Cependant, on observe que toutes les concentes d’Abre ne fonctionnent pas de la même façon. Le premier tome d’Anatèm nous montrait par exemple que les avôts de la Combe Chantante étaient spécialisés dans les arts martiaux et le « combla », mais ce second volume nous permet d’observer que les « chapes » des avôts peuvent être différentes en fonction de leur concente. Ainsi, certaines d’entre elles sont décorées, et d’autres sont plus austères (certains avôts ont des chapes qui les recouvrent intégralement). Ces différences d’habillage montrent que le monde mathique n’est pas totalement uni, en dépit de l’Inquisition et de la Discipline qui le régissent. Ainsi, la concente Saunt Édhar, où ont vécu Fraa Érasmas et ses amis, passe pour quelque peu ancienne comparée à Saunt Trédégarh.

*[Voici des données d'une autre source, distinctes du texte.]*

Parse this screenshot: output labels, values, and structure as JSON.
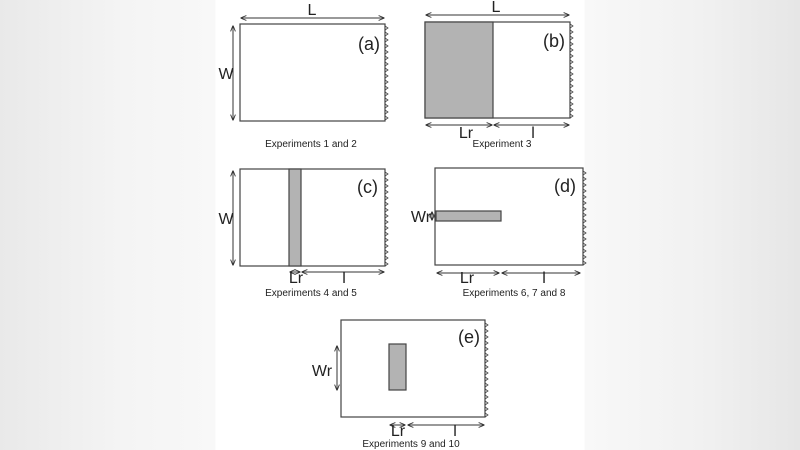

L’auteur interroge aussi la place des savants dans la société, à travers le fait que les avôts aient eu à subir un enfermement et des privations (de technologie et d’outils de recherche notamment) pendant des siècles afin que les progrès de la science soient sous contrôle. Anatèm présente donc une société qui contrôle son degré de progression technologique à travers le contrôle et l’enfermement (en d’autres termes, l’aliénation) de ceux qui pratiquent les sciences, qu’on appelle uniquement lorsque des problèmes profonds, c’est-à-dire les extrasylvestres, se présentent. Ainsi, leur présence va profondément bouleverser la société d’Arbre, et le monde mathique des concentes va peu à peu se retrouver réintégré dans le monde « extramuros ». Le roman questionne quelle doit être la position des avôts dans le monde saeculier, mais également quels doivent être leurs rapports de force avec ceux qui les ont gardés sous contrôle pendant des siècles. Sans rentrer dans les détails, l’intrigue donne des réponses qui discutent cette thématique en permanence et même les scènes de fin donnent à voir de nouvelles nuances, mais également une issue qui semble inévitable. L’opposition entre monde mathique et monde saeculier se donne à voir à travers les rapports de chacun de ces deux groupes avec les extrasylvestres, mais également via les rapports entre les personnages pendant et après la convoxe. Anatèm questionne également le rapport de l’Homme à la science à travers les armes de destruction massive, appelées les « tue-tout ».
Le deuxième volume joue toujours avec la langue en créant des néologismes parfaitement retranscrits en français par le traducteur, avec les « comblattants » et le « combla », des capsules spatiales qui sont appelées les « bombléblés », et des commandes vocales qui sont prononcées de façon… particulière et qui prête à rire.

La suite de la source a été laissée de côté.